As I said, in New South Wales, there were 93 deaths last year, and there were deaths in other states as well. Compare that with the fact that there were only 65 adoptions in the entire country domestically but over 400 from overseas—caring parents who want to form a family, which is a legitimate purpose, and do so in the interests of the child. I think a cultural change needs to take place.

The words that we placed on the back of our adoption report came from a young Ethiopian girl of 14 who, with the permission of her adopted father, gave evidence to our committee. She said if she had stayed in Ethiopia as a young woman her life expectancy would be 38, but that here in Australia she had the opportunity to have a wonderful life. To paraphrase her, I think she said that she could be a rock and roll star, she could be a model or she could be a cook: she could be anything she wanted because opportunity was here for her. She brought great joy to the family who had adopted her. Here was an enormously happy child with the prospect of a long and healthy life in front of her.
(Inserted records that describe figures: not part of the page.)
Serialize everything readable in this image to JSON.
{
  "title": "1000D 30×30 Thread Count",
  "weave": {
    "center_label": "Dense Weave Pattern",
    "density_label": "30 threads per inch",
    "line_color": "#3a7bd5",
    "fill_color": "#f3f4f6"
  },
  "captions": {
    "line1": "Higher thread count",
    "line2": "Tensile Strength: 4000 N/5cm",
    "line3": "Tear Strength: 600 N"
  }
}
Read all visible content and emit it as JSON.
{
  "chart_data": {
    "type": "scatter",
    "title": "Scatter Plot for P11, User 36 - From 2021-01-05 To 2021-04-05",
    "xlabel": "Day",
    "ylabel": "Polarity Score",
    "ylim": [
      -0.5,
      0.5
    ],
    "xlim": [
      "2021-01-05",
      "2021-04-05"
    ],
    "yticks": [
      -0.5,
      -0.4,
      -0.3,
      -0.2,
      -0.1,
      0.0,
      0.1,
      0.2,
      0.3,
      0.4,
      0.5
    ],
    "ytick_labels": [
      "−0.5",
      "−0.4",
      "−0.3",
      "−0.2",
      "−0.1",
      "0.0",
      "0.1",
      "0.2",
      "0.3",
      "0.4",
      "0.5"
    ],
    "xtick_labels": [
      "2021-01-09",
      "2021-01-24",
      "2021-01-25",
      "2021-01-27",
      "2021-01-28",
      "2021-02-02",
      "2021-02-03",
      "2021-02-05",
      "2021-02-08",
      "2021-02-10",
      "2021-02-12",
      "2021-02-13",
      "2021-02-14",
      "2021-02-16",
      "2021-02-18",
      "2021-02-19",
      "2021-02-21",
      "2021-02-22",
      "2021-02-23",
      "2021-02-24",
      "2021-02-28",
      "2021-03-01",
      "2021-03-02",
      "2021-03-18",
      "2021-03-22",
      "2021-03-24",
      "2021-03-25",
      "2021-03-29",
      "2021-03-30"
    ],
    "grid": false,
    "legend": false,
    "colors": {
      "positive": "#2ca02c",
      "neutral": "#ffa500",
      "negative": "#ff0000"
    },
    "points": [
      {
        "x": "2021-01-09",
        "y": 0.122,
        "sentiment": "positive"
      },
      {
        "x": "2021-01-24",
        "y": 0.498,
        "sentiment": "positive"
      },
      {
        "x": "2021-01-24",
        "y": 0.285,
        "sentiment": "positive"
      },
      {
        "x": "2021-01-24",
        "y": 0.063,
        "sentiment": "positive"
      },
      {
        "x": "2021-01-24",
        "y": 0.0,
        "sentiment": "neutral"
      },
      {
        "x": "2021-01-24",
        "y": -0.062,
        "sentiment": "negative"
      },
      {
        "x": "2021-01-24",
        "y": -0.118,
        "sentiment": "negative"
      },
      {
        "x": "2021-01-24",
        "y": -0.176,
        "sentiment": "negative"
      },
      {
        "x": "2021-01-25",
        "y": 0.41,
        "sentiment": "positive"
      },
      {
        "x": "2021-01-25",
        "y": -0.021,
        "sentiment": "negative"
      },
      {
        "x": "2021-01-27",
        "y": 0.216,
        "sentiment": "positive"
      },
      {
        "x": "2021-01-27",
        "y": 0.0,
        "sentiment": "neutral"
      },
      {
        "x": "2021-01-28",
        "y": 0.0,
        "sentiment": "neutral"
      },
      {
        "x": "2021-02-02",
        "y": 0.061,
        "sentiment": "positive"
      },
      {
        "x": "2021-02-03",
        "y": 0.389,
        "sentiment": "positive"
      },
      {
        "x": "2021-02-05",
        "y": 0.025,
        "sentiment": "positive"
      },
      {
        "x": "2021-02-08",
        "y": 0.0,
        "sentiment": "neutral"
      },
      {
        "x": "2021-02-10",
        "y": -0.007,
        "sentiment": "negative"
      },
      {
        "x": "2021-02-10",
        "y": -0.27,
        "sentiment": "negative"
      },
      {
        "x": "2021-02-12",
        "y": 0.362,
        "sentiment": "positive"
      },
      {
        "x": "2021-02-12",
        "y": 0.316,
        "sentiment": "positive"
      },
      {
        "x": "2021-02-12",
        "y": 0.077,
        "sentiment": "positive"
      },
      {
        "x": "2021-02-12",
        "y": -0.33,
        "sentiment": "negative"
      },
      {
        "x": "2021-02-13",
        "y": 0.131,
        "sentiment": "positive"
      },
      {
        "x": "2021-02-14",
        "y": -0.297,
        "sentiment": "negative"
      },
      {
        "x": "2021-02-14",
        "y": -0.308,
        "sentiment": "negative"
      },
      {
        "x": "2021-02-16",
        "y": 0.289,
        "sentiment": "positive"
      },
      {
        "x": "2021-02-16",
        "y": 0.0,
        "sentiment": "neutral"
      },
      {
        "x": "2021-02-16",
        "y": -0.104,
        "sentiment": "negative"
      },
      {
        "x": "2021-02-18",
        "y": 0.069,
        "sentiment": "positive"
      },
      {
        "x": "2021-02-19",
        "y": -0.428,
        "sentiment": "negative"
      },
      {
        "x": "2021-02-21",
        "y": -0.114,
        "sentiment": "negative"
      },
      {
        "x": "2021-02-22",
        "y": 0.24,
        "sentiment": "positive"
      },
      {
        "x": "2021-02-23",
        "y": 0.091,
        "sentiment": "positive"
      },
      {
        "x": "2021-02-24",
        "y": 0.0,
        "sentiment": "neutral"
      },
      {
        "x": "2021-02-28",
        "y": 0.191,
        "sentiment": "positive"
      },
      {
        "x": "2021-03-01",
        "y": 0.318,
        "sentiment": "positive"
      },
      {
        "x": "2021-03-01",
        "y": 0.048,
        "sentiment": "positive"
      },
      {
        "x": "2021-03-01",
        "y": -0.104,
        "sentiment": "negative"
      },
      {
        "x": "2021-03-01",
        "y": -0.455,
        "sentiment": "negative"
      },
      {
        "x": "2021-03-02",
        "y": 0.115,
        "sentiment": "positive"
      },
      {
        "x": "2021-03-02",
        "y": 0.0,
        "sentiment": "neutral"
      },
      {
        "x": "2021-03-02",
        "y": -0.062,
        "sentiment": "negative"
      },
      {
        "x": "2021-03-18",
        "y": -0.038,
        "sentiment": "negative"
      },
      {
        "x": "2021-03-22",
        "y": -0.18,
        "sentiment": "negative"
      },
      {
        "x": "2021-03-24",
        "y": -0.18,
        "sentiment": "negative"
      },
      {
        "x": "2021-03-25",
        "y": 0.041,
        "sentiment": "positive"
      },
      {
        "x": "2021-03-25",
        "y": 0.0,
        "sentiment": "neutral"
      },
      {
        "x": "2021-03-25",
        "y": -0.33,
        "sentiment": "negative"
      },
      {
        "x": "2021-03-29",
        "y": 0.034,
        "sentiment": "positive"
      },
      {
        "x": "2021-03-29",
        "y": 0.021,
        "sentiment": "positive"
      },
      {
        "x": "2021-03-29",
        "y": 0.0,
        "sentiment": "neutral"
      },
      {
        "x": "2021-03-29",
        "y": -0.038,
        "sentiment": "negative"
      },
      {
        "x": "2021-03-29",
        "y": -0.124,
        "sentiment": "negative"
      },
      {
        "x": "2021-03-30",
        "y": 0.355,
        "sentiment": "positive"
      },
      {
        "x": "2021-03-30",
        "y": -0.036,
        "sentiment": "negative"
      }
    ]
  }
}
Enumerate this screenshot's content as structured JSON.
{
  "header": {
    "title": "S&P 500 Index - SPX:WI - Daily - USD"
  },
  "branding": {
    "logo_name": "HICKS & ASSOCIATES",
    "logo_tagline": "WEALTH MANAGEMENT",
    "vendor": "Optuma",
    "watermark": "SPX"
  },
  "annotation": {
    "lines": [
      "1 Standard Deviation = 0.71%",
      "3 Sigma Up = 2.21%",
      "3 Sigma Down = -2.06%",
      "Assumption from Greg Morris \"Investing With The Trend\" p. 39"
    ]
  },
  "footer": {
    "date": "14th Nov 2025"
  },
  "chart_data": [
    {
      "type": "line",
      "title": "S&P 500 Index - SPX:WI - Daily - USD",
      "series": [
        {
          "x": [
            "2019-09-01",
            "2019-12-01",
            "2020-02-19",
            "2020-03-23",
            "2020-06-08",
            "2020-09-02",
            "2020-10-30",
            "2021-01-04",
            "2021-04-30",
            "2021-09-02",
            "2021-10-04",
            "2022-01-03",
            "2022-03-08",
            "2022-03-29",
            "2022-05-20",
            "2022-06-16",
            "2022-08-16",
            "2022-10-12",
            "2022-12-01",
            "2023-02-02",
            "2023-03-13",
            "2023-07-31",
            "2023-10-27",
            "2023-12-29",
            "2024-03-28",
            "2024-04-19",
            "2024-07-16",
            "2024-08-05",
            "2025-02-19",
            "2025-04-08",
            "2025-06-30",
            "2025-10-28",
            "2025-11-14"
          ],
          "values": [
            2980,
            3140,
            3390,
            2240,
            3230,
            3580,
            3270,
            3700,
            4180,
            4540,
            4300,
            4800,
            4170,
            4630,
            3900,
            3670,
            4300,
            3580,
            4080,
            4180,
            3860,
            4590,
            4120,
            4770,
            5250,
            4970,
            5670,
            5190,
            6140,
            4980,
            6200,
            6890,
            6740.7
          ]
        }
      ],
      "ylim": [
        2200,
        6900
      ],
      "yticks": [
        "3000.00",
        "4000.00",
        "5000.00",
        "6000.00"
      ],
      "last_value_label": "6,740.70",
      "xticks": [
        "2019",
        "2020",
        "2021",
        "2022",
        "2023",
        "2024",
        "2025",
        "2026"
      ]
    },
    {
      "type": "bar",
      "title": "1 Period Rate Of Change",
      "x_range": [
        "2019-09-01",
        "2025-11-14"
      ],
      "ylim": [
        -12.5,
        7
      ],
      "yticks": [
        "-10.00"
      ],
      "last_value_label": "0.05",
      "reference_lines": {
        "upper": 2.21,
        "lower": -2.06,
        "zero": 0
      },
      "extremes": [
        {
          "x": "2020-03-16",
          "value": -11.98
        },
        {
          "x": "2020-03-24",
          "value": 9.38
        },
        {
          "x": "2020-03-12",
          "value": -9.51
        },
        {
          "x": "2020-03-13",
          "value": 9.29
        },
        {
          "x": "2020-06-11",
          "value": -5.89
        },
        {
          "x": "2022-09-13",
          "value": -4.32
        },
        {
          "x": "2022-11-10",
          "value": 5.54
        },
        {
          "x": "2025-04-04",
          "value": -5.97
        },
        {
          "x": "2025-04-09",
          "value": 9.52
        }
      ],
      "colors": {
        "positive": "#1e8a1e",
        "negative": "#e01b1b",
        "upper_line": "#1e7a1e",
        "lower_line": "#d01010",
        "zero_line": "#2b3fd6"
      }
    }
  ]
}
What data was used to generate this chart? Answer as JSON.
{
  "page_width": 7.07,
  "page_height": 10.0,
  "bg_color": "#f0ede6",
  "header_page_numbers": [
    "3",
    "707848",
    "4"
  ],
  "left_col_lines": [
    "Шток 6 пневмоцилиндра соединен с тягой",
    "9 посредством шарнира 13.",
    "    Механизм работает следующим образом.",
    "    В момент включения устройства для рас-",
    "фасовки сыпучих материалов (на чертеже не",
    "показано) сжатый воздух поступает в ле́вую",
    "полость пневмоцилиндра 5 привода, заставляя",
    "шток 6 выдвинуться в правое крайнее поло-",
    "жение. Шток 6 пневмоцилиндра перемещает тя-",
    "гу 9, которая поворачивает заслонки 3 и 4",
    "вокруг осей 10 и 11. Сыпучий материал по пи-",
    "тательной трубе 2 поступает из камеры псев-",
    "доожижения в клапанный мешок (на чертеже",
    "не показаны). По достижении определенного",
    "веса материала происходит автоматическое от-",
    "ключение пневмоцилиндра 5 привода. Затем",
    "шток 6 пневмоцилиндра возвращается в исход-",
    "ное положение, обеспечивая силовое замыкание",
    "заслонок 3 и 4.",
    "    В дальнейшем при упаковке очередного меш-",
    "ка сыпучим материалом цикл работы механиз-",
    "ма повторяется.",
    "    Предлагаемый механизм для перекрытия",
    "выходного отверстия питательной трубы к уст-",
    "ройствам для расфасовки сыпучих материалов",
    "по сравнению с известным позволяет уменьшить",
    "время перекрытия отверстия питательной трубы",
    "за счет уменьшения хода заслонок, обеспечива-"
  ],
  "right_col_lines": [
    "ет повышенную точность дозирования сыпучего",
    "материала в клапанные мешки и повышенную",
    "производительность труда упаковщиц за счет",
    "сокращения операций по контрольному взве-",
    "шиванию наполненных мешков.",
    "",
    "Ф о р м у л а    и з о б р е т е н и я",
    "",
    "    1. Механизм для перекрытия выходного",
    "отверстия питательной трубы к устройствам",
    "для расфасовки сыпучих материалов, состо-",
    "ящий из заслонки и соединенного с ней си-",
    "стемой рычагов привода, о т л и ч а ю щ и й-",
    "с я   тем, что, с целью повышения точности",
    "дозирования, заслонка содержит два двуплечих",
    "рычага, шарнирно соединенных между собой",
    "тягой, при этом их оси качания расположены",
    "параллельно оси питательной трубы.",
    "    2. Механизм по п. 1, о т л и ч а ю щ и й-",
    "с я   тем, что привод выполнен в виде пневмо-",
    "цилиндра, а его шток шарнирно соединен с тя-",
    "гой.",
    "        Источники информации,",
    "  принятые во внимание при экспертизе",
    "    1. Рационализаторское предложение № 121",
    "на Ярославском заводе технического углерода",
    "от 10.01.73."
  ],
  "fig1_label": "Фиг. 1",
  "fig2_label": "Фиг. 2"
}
We all felt that the report we brought down was the right way for Australia to move. We are delighted with the government’s response. We are pleased with having the opportunity of speaking with the bureaucracy about the way in which it can be implemented because, ultimately, the outcome will be for a beautiful family with individuals having opportunities they otherwise would be denied.

Debate (on motion by Mr McMullan) adjourned.